I started on a track just a little way along from Salisbury Hospital at Odstock. The map showed I had plenty of choice in terms of footpaths/byways, so planning a route was tricky, but in the end, substrate condition forced my hand (i.e. it was very muddy/flooded!). the walk took me passed Clearbury Down - a SSSI chalk downland and hill fort, with the unimproved nature of the grassland contrasting markedly with the intensive grassland and arable surrounding it.
I eventually ended up walking along the county boundary between Hampshire and Wiltshire, with a very distinctive hedge mostly made up of yew, and filled with birds. I heard several farmland bird species that have experienced a rapid population decline in recent decades, including many corn bunting, a flock of fieldfares, yellowhammer, and possibly some linnet. Check out the RSPB website to hear them for yourselves. The corn bunting, in particular, is a speciality of the Chase area, loving the wide open spaces and lack of hedgerows, although is very rare elsewhere.

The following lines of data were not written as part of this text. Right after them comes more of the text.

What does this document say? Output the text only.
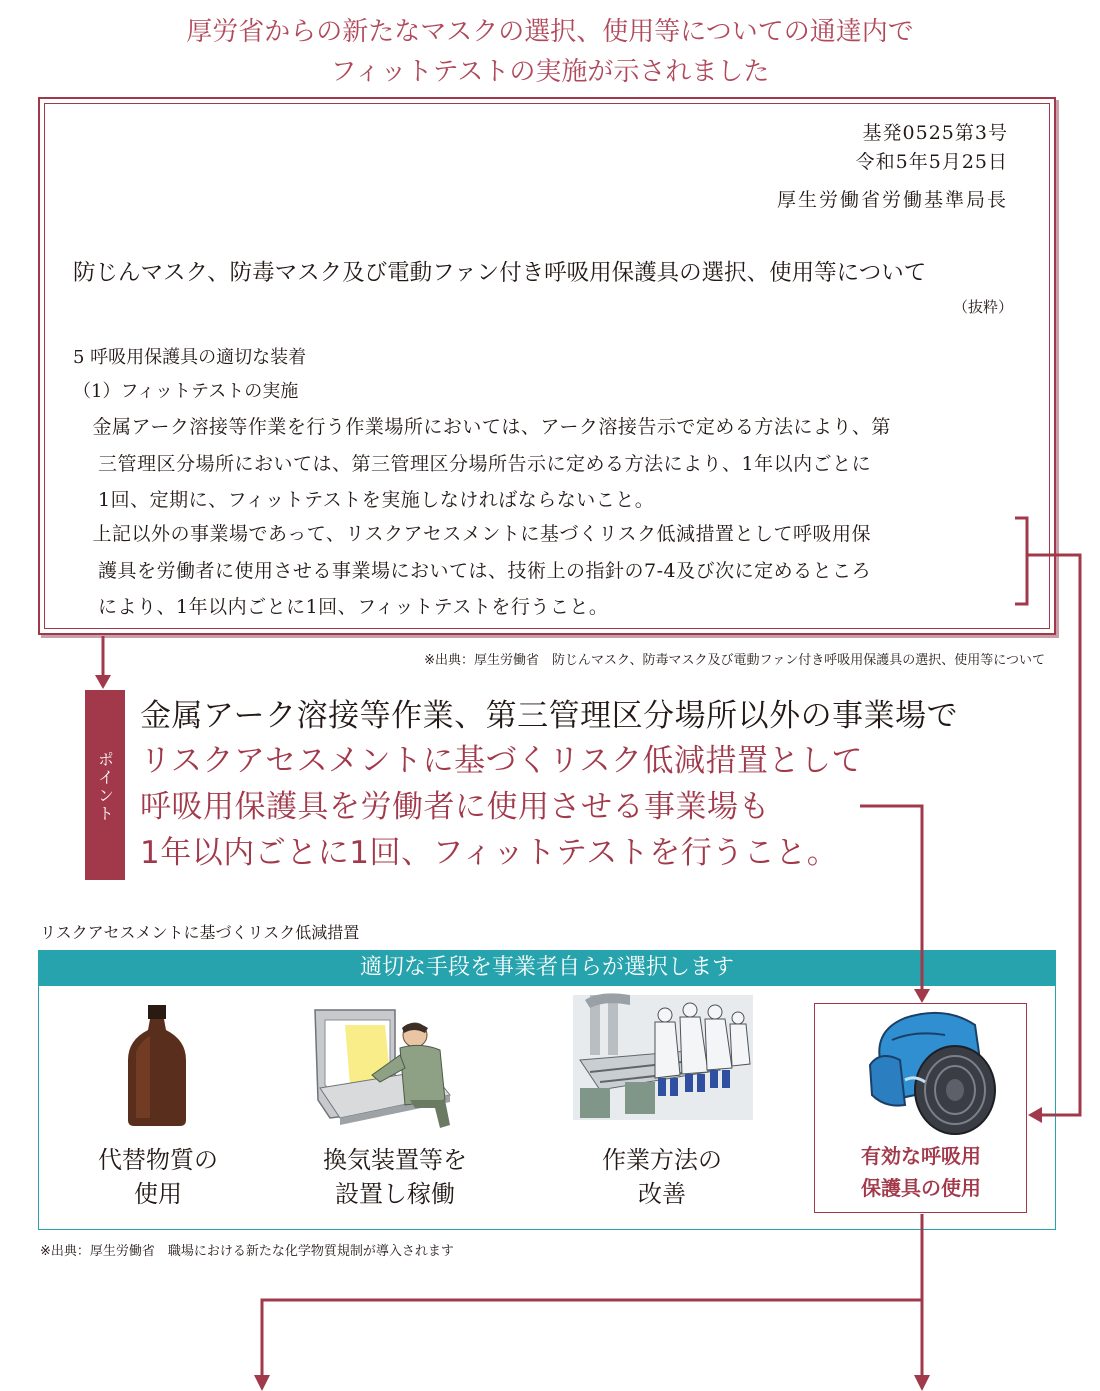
厚労省からの新たなマスクの選択、使用等についての通達内で
フィットテストの実施が示されました
基発0525第3号
令和5年5月25日
厚生労働省労働基準局長
防じんマスク、防毒マスク及び電動ファン付き呼吸用保護具の選択、使用等について
（抜粋）
5 呼吸用保護具の適切な装着
（1）フィットテストの実施
　金属アーク溶接等作業を行う作業場所においては、アーク溶接告示で定める方法により、第
三管理区分場所においては、第三管理区分場所告示に定める方法により、1年以内ごとに
1回、定期に、フィットテストを実施しなければならないこと。
　上記以外の事業場であって、リスクアセスメントに基づくリスク低減措置として呼吸用保
護具を労働者に使用させる事業場においては、技術上の指針の7-4及び次に定めるところ
により、1年以内ごとに1回、フィットテストを行うこと。
※出典：厚生労働省　防じんマスク、防毒マスク及び電動ファン付き呼吸用保護具の選択、使用等について
ポイント
金属アーク溶接等作業、第三管理区分場所以外の事業場で
リスクアセスメントに基づくリスク低減措置として
呼吸用保護具を労働者に使用させる事業場も
1年以内ごとに1回、フィットテストを行うこと。
リスクアセスメントに基づくリスク低減措置
適切な手段を事業者自らが選択します
代替物質の
使用
換気装置等を
設置し稼働
作業方法の
改善
有効な呼吸用
保護具の使用
※出典：厚生労働省　職場における新たな化学物質規制が導入されます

This took me to the edge of another SSSI (and SAC - of European importance) - Great Yews. the citation for the site (legal document supporting the SSSI designation) cites it as a nationally-rare habitat, and unusual in being on mostly flat ground and purely yew in some areas. The trees were certainly spectacularly-wide, with estimates of age suggesting most are in excess of 200 years old.